You mean no problem with your initializations?  Then I guess it's only
something that affects the graphical display (though I no nothing about
Emacs on Mac OS X).

>
>>
>>>> As per your issue, it is going to be very hard in LaTeX to get the accent 
>>>> on
>>>> top of previous letter. (I think, but my knowledge of Unicode is
>>>> scarce). With LuaLaTeX that could be possible.
>>
>> Haven't tried LuaLaTeX yet, but XeLaTeX does work, though with
>> suboptimal display (see my other followup again).
>
> ok
>
>>
>>>> If really the combining accent is supposedly typed *after*  the letter
>>>> (which sounds strange to me, but again, I am no Unicode-guy).
>>>
>>> Ok, I learned since that's way.
>>>
>>> As per your original question
>>>
>>> https://tex.stackexchange.com/questions/79333/is-there-a-way-to-get-pdflatex-to-accept-unicode-combining-accents
>>>
>>> has a comment by D. Carlisle who said in 2012: I think the answer is "No".
>>>
>>> A further comment by the same, when asked about "peek at previous character"
>>>
>>> yes but you can't go back, you can in simple case write a macro that parses
>>> the entire text stream re-ordering tokens when it sees a combining 
>>> character,
>>> but it would be very fragile and likely break most other package commands. 
>>> If
>>> your accented letters are single characters in Unicode form NFC then
>>> normalising the input before passing to TeX will be a lot more robust.
>>>
>>> (quote from D. C.)
>>>
>>> The available answer recommends using Perl to malax the file and normalize 
>>> the
>>> Unicode characters.
>>
>> Thanks for the URL and quotes; in fact, I had also found that before
>> posting, but I don't think it would work for me anyway, because in my
>> case it's about composed characters for which there are no corresponding
>> single Unicode characters, so nothing to normalize to.
>
> Yes, sorry that I sort of lost sight of that crucial thing,
> but then the follow-up idea would still be to pre-process
> your file via a Perl script or use Emacs eLisp itself
>
> but now to either output LaTeX mark-up such as you mentioned \^{b}a,
>
> or keep the combining diacritic and \DeclareUnicodeCharacter{0302}{\^},
> but move the combining diacritic before the letter.
> With the defect it will not look nice in your Emacs buffer.

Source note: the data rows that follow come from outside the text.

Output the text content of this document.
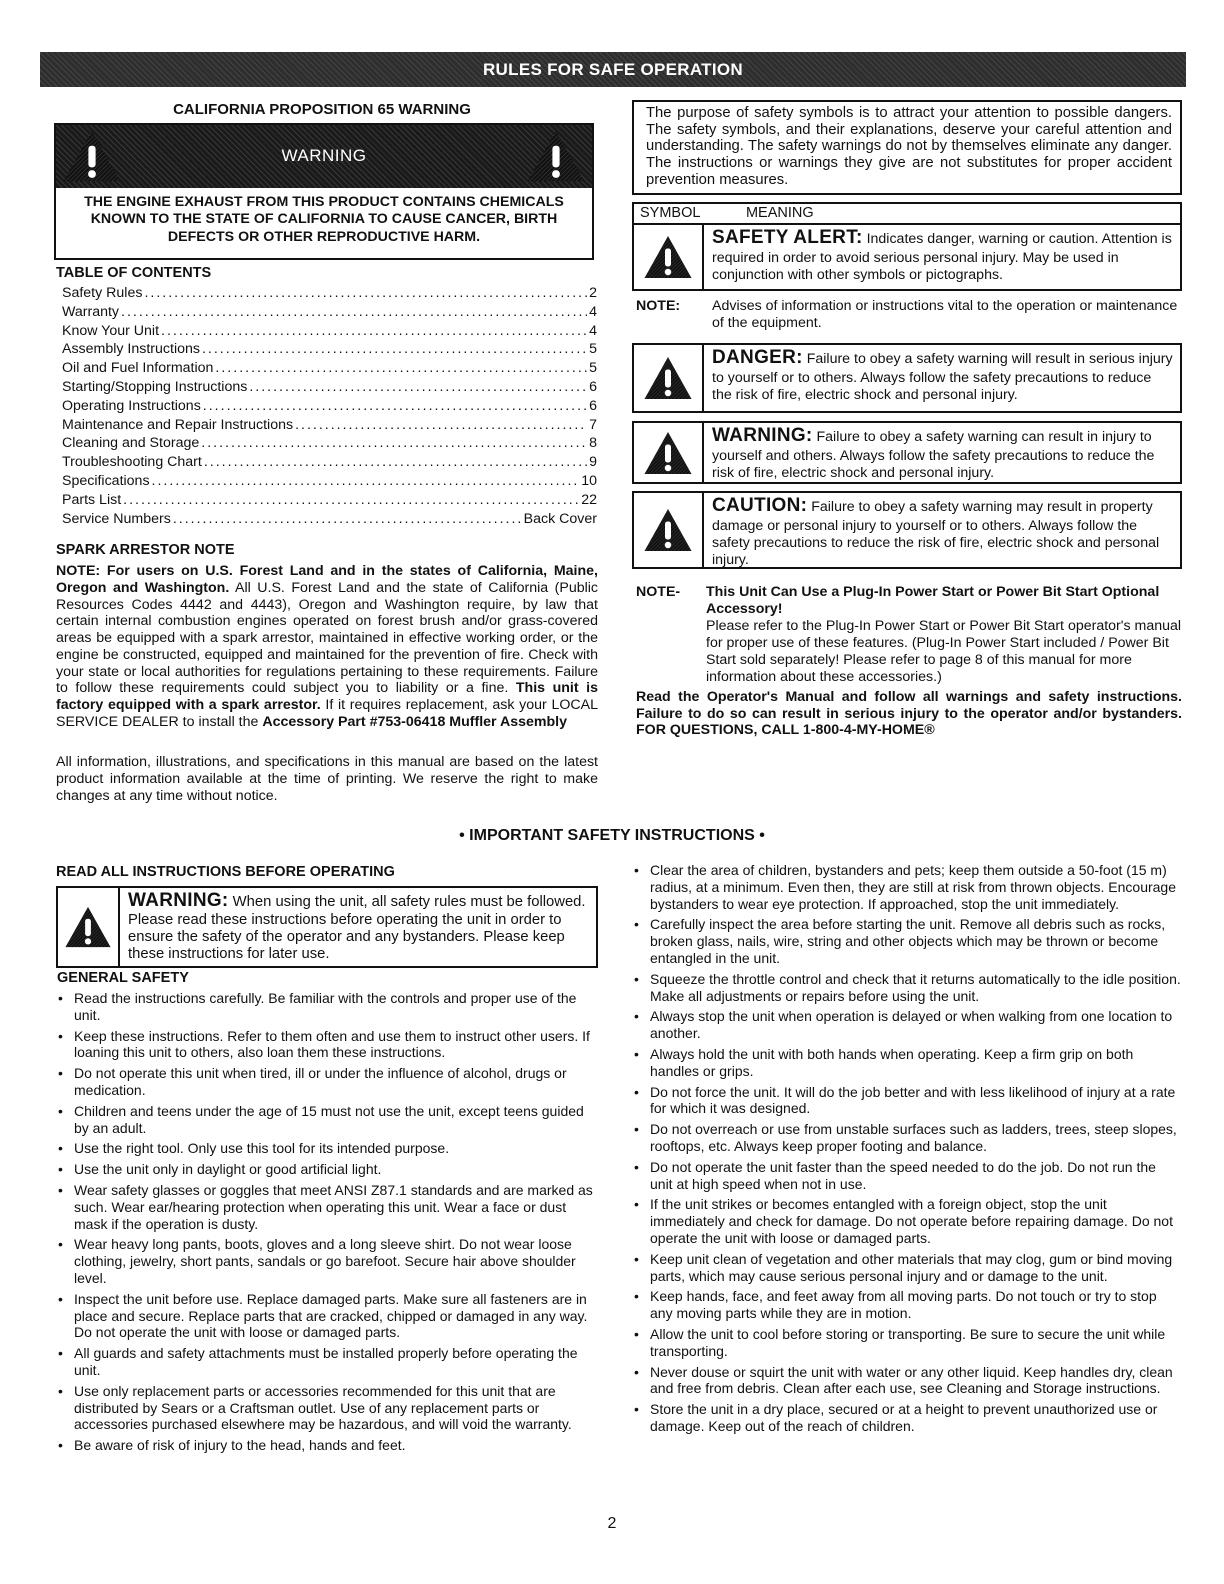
RULES FOR SAFE OPERATION
CALIFORNIA PROPOSITION 65 WARNING
WARNING
THE ENGINE EXHAUST FROM THIS PRODUCT CONTAINS CHEMICALS KNOWN TO THE STATE OF CALIFORNIA TO CAUSE CANCER, BIRTH DEFECTS OR OTHER REPRODUCTIVE HARM.
TABLE OF CONTENTS
Safety Rules .....	2
Warranty .....	4
Know Your Unit .....	4
Assembly Instructions .....	5
Oil and Fuel Information .....	5
Starting/Stopping Instructions .....	6
Operating Instructions .....	6
Maintenance and Repair Instructions .....	7
Cleaning and Storage .....	8
Troubleshooting Chart .....	9
Specifications .....	10
Parts List .....	22
Service Numbers .....	Back Cover
SPARK ARRESTOR NOTE
NOTE: For users on U.S. Forest Land and in the states of California, Maine, Oregon and Washington. All U.S. Forest Land and the state of California (Public Resources Codes 4442 and 4443), Oregon and Washington require, by law that certain internal combustion engines operated on forest brush and/or grass-covered areas be equipped with a spark arrestor, maintained in effective working order, or the engine be constructed, equipped and maintained for the prevention of fire. Check with your state or local authorities for regulations pertaining to these requirements. Failure to follow these requirements could subject you to liability or a fine. This unit is factory equipped with a spark arrestor. If it requires replacement, ask your LOCAL SERVICE DEALER to install the Accessory Part #753-06418 Muffler Assembly
All information, illustrations, and specifications in this manual are based on the latest product information available at the time of printing. We reserve the right to make changes at any time without notice.
The purpose of safety symbols is to attract your attention to possible dangers. The safety symbols, and their explanations, deserve your careful attention and understanding. The safety warnings do not by themselves eliminate any danger. The instructions or warnings they give are not substitutes for proper accident prevention measures.
SYMBOL	MEANING
SAFETY ALERT: Indicates danger, warning or caution. Attention is required in order to avoid serious personal injury. May be used in conjunction with other symbols or pictographs.
NOTE:	Advises of information or instructions vital to the operation or maintenance of the equipment.
DANGER: Failure to obey a safety warning will result in serious injury to yourself or to others. Always follow the safety precautions to reduce the risk of fire, electric shock and personal injury.
WARNING: Failure to obey a safety warning can result in injury to yourself and others. Always follow the safety precautions to reduce the risk of fire, electric shock and personal injury.
CAUTION: Failure to obey a safety warning may result in property damage or personal injury to yourself or to others. Always follow the safety precautions to reduce the risk of fire, electric shock and personal injury.
NOTE-	This Unit Can Use a Plug-In Power Start or Power Bit Start Optional Accessory!
Please refer to the Plug-In Power Start or Power Bit Start operator's manual for proper use of these features. (Plug-In Power Start included / Power Bit Start sold separately! Please refer to page 8 of this manual for more information about these accessories.)
Read the Operator's Manual and follow all warnings and safety instructions. Failure to do so can result in serious injury to the operator and/or bystanders. FOR QUESTIONS, CALL 1-800-4-MY-HOME®
• IMPORTANT SAFETY INSTRUCTIONS •
READ ALL INSTRUCTIONS BEFORE OPERATING
WARNING: When using the unit, all safety rules must be followed. Please read these instructions before operating the unit in order to ensure the safety of the operator and any bystanders. Please keep these instructions for later use.
GENERAL SAFETY
• Read the instructions carefully. Be familiar with the controls and proper use of the unit.
• Keep these instructions. Refer to them often and use them to instruct other users. If loaning this unit to others, also loan them these instructions.
• Do not operate this unit when tired, ill or under the influence of alcohol, drugs or medication.
• Children and teens under the age of 15 must not use the unit, except teens guided by an adult.
• Use the right tool. Only use this tool for its intended purpose.
• Use the unit only in daylight or good artificial light.
• Wear safety glasses or goggles that meet ANSI Z87.1 standards and are marked as such. Wear ear/hearing protection when operating this unit. Wear a face or dust mask if the operation is dusty.
• Wear heavy long pants, boots, gloves and a long sleeve shirt. Do not wear loose clothing, jewelry, short pants, sandals or go barefoot. Secure hair above shoulder level.
• Inspect the unit before use. Replace damaged parts. Make sure all fasteners are in place and secure. Replace parts that are cracked, chipped or damaged in any way. Do not operate the unit with loose or damaged parts.
• All guards and safety attachments must be installed properly before operating the unit.
• Use only replacement parts or accessories recommended for this unit that are distributed by Sears or a Craftsman outlet. Use of any replacement parts or accessories purchased elsewhere may be hazardous, and will void the warranty.
• Be aware of risk of injury to the head, hands and feet.
• Clear the area of children, bystanders and pets; keep them outside a 50-foot (15 m) radius, at a minimum. Even then, they are still at risk from thrown objects. Encourage bystanders to wear eye protection. If approached, stop the unit immediately.
• Carefully inspect the area before starting the unit. Remove all debris such as rocks, broken glass, nails, wire, string and other objects which may be thrown or become entangled in the unit.
• Squeeze the throttle control and check that it returns automatically to the idle position. Make all adjustments or repairs before using the unit.
• Always stop the unit when operation is delayed or when walking from one location to another.
• Always hold the unit with both hands when operating. Keep a firm grip on both handles or grips.
• Do not force the unit. It will do the job better and with less likelihood of injury at a rate for which it was designed.
• Do not overreach or use from unstable surfaces such as ladders, trees, steep slopes, rooftops, etc. Always keep proper footing and balance.
• Do not operate the unit faster than the speed needed to do the job. Do not run the unit at high speed when not in use.
• If the unit strikes or becomes entangled with a foreign object, stop the unit immediately and check for damage. Do not operate before repairing damage. Do not operate the unit with loose or damaged parts.
• Keep unit clean of vegetation and other materials that may clog, gum or bind moving parts, which may cause serious personal injury and or damage to the unit.
• Keep hands, face, and feet away from all moving parts. Do not touch or try to stop any moving parts while they are in motion.
• Allow the unit to cool before storing or transporting. Be sure to secure the unit while transporting.
• Never douse or squirt the unit with water or any other liquid. Keep handles dry, clean and free from debris. Clean after each use, see Cleaning and Storage instructions.
• Store the unit in a dry place, secured or at a height to prevent unauthorized use or damage. Keep out of the reach of children.
2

Yes, that would defeat the purpose of using the Unicode combining
character in the first place.

> But you have already considered those options.
>
>
> I tried XeLaTeX, result was not good with default fonts, but using
>
> \usepackage{fontspec}
> \setmainfont{Times New Roman}
>
> it seems to work fine.

Yes, I also found changing the font could improve the display.